27 janeiro 2016

os sistemas com múltiplos financiadores e concorrência são melhores


1.5 BBB; Bismarck Beats Beveridge – now a permanente feature

The Netherlands example seems to be driving home the big, final nail in the coffin of Beveridge healthcare systems, and the lesson is clear: Remove politicians and other amateurs from operative decision-making in what might well be the most complex industry on the face of the Earth: Healthcare! Beveridge systems seem to be operational with good results only in small population countries such as Iceland, Denmark and Norway. 

1.5.1 So what are the characteristics of the two system types? 
All public healthcare systems share one problem: Which technical solution should be used to funnel typically 8 – 11 % of national income into healthcare services? 
Bismarck healthcare systems: Systems based on social insurance, where there is a multitude of insurance organisations, Krankenkassen etc, who are organisationally independent of healthcare providers. 
Beveridge systems: Systems where financing and provision are handled within one organisational system, i.e. financing bodies and providers are wholly or partially within one organisation, such as the NHS of the UK, counties of Nordic states etc. 

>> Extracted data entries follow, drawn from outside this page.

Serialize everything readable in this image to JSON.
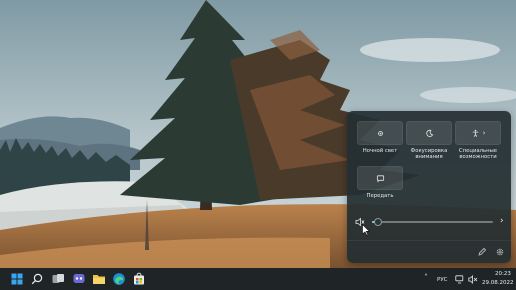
{
  "quick_settings": {
    "tiles": [
      {
        "id": "night-light",
        "label": "Ночной свет",
        "icon": "night-light-icon",
        "active": false
      },
      {
        "id": "focus-assist",
        "label": "Фокусировка\nвнимания",
        "icon": "moon-icon",
        "active": false
      },
      {
        "id": "accessibility",
        "label": "Специальные\nвозможности",
        "icon": "accessibility-icon",
        "has_chevron": true,
        "active": false
      },
      {
        "id": "cast",
        "label": "Передать",
        "icon": "cast-icon",
        "active": false
      }
    ],
    "volume": {
      "level": 0.05,
      "muted": true,
      "icon": "speaker-muted-icon"
    },
    "footer": {
      "edit_icon": "pencil-icon",
      "settings_icon": "gear-icon"
    }
  },
  "taskbar": {
    "icons": [
      "windows-start-icon",
      "search-icon",
      "task-view-icon",
      "teams-chat-icon",
      "file-explorer-icon",
      "edge-icon",
      "store-icon"
    ],
    "tray": {
      "language": "РУС",
      "time": "20:23",
      "date": "29.08.2022"
    }
  },
  "colors": {
    "accent": "#7fd3e8",
    "panel_bg": "#242e32",
    "taskbar_bg": "#1f2527"
  }
}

For more than half a century, particularly since the formation of the British NHS, the largest Beveridge-type system in Europe, there has been intense debating over the relative merits of the two types of system. 
Already in the EHCI 2005, the first 12-state pilot attempt, it was observed that “In general, countries which have a long tradition of plurality in healthcare financing and provision, i.e. with a consumer choice between different insurance providers, who in turn do not discriminate between providers who are private for-profit, non-profit or public, show common features not only in the waiting list situation …” 
Looking at the results of the EHCI 2006 – 2015, it is very hard to avoid noticing that the top consists of dedicated Bismarck countries, with the small-population and therefore more easily managed Beveridge systems of the Nordic countries squeezing in. Large Beveridge systems seem to have difficulties at attaining really excellent levels of customer value. The largest Beveridge countries, the U.K., Spain and Italy, keep clinging together in the middle of the Index. There could be (at least) two different explanations for this: 

1. Managing a corporation or organisation with 100 000+ employees calls for considerable management skills, which are usually very handsomely rewarded. Managing an organisation such as the English NHS, with close to 1. million staff, who also make management life difficult by having a professional agenda, which does not necessarily coincide with that of management/administration, would require absolutely world class management. It is doubtful whether public organisations offer the compensation and other incentives required to recruit those managers. 

2. In Beveridge organisations, responsible both for financing and provision of healthcare, there would seem to be a risk that the loyalty of politicians and other top decision makers could shift from being primarily to the customer/patient. Primary loyalty could shift in favour of the organisation these decision makers, with justifiable pride, have been building over decades, with justifiable pride, have been building over decades (or possibly to aspects such as the job-creation potential of such organisations in politicians’ home towns).